Cosaisine et prolongation de la détention : la signature du juge adjoint entraîne la nullité de la saisine du JLD
La Chambre criminelle de la Cour de cassation, dans un arrêt rendu le 24 mars 2026 (n° 26-80.159), vient de réaffirmer avec une rigueur extrême les règles de compétence en cas de cosaisine de magistrats instructeurs. La Haute juridiction censure l’ajout d’une signature « superflue » du juge d’instruction adjoint sur l’ordonnance de saisine du Juge des libertés et de la détention (JLD).
Le cadre juridique : l’exclusivité de compétence du juge coordonnateur
Lorsqu’une information judiciaire est confiée à plusieurs juges d’instruction (cosaisine), l’article 83-2 du Code de procédure pénale prévoit une hiérarchie fonctionnelle stricte.
Ce texte dispose que le juge d’instruction chargé de l’information coordonne le déroulement de celle-ci et dispose seul de la qualité pour saisir le JLD. La jurisprudence de la Cour de cassation précise que cette compétence est exclusive : la faculté pour les juges d’instruction adjoints de cosigner l’acte de saisine est expressément proscrite.
Les faits : une signature « superflue » fatale à la détention
Dans cette affaire, un mis en examen contestait la prolongation de sa détention provisoire.
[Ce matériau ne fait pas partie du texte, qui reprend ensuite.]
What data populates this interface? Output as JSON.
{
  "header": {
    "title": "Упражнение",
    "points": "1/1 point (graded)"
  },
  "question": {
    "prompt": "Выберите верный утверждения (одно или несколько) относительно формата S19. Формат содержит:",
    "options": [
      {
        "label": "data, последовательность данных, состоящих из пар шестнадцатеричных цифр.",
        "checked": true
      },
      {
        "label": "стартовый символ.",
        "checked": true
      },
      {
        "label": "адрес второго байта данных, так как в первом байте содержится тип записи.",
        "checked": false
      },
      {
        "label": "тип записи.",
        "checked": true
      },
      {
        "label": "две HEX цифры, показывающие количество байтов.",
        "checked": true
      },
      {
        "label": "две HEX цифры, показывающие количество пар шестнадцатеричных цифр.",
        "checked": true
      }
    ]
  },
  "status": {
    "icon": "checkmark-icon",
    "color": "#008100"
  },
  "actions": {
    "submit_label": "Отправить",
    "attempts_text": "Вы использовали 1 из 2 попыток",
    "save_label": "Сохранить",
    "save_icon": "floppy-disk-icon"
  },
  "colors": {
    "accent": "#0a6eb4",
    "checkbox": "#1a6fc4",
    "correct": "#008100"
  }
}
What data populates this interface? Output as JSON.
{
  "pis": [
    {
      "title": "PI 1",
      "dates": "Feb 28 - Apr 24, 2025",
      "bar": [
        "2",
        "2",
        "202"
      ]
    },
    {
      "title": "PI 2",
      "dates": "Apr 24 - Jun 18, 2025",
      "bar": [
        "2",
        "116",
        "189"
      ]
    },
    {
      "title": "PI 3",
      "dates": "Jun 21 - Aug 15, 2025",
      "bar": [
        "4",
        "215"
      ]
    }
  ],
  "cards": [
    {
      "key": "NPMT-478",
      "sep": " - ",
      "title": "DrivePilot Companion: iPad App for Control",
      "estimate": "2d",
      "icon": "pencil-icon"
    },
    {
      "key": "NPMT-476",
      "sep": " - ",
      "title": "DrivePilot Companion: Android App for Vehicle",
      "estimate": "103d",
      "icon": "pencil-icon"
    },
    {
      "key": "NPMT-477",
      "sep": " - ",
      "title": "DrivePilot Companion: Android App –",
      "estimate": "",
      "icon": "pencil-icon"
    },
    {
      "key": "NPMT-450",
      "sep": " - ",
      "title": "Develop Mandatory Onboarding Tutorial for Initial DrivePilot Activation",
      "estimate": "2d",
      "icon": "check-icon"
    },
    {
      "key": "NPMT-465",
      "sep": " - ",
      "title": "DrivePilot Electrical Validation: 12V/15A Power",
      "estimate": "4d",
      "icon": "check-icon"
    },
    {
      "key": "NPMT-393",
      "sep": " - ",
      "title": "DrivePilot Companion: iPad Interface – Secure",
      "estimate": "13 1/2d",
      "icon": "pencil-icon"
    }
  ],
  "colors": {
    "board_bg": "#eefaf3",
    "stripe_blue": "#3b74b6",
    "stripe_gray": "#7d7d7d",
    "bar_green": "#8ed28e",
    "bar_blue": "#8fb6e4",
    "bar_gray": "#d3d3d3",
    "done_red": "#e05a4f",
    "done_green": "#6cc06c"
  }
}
L’ordonnance de saisine du JLD avait été signée conjointement par le juge d’instruction coordonnateur et par le juge d’instruction adjoint.
La chambre de l’instruction de Montpellier avait validé la procédure, estimant que :
- Le magistrat compétent (le coordonnateur) avait bien signé l’acte.
- La signature supplémentaire du juge adjoint devait être considérée comme « superflue » et ne pouvait donc vicier l’ordonnance de saisine.
La Chambre criminelle écarte cette analyse de manière catégorique : dès lors que le juge adjoint participe à la signature d’un acte qui relève de la compétence exclusive du juge coordonnateur, la saisine est irrégulière.
Conséquences : mise en liberté et contrôle judiciaire
Le non-respect de ce formalisme d’ordre public entraîne la nullité de l’ordonnance de saisine et, par voie de conséquence, l’irrégularité du titre de détention.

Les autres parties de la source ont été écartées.